У Шаляпина отлегло, словно с души свалился камень. Он с уважением относился к директору императорских театров, понимал, что в чем-то подвел его, а почувствовав прежнюю доброжелательность, внимание, повеселел и уже с юмором рассказывал об угрозах, которые он получал от правых и от левых.
– Сначала, Владимир Аркадьевич, я со страхом всматривался в эти письма, вскрывал их, внимательно прочитывал, спорил с этими негодяями, приводил какие-то аргументы, дескать, как свободный человек, тем более артист, лицедей, всю жизнь перевоплощающийся и надевающий различные маски, я могу сам определять, что я могу играть, а что не могу. Вот сыграл недавно Евгения Онегина и почувствовал, что не могу, не моя роль, совсем чужой характер… И правильно писали в «Московских ведомостях», кажется, что самый тип выдержанного и холодного, хотя бы по внешности, светского человека не отвечает характеру моего дарования, все обаяние которого, утверждал рецензент, в силе, яркости и экспрессии драматического выражения. Даже обидно показалось сначала, а потом подумал, подумал и согласился, действительно, сценический талант мой мог проявиться лишь в создании внешнего образа Онегина, хороший грим, фигура, но манера держаться на сцене, излишняя энергия движений и жестов, подчеркивал рецензент, мало отвечали характеру Онегина.
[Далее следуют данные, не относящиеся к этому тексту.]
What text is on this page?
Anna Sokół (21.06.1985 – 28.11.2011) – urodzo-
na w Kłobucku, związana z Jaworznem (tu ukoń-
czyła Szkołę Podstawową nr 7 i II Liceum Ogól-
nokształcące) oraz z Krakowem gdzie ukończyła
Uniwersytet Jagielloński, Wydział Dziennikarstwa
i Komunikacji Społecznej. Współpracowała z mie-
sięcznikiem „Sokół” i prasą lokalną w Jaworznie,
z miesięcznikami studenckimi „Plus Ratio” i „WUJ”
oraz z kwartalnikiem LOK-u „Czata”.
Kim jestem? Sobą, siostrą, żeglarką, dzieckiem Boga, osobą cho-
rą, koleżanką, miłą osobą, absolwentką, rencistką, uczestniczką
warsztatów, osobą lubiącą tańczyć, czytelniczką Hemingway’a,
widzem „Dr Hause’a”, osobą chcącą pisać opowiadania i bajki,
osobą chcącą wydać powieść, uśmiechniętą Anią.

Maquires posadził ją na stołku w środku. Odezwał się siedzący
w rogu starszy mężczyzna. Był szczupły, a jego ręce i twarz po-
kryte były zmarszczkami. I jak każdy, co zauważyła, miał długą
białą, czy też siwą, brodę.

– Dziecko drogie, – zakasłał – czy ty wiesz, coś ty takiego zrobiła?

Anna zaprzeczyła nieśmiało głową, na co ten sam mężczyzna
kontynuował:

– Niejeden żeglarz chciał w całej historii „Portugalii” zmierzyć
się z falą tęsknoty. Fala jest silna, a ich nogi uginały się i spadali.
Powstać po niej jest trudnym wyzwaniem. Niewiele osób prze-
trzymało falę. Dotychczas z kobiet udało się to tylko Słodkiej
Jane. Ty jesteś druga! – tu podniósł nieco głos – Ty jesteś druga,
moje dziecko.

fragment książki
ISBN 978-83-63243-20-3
– Да, Федор Иванович, возможно, вы и правы, я тоже читал эту рецензию, и, как всегда, вы обратили внимание только на критические замечания, но тот же рецензент похвалил, отметив и безукоризненность вокального исполнения партии, великолепный голос, и арию в саду, которая вызвала бурю аплодисментов и была повторена, так что не занимайтесь самоедством – Теляковский искренне любил Шаляпина, внимательно следил за рецензиями о его спектаклях, читал все, где хотя бы упоминалось о Шаляпине.
– Нет, Владимир Аркадьевич, эту партию я петь больше не буду. Согласен, что, несмотря на высокую тесситуру, пел я легко, без напряжения, но сдержанный и холодный характер мне не по нутру. Попробовал, чувствую, что могу, но не хочу.
Шаляпин успокоился, внутреннее напряжение вроде прошло, он становился разговорчивее: слава Богу, Владимир Аркадьевич делает вид, что ничего скандального вроде бы не произошло в Большом театре. Может, пронесет и на этот раз. Нет, Шаляпин не страшился гнева императорского двора, не хотелось ему просто портить хорошие отношения, которые сложились с директором императорских театров.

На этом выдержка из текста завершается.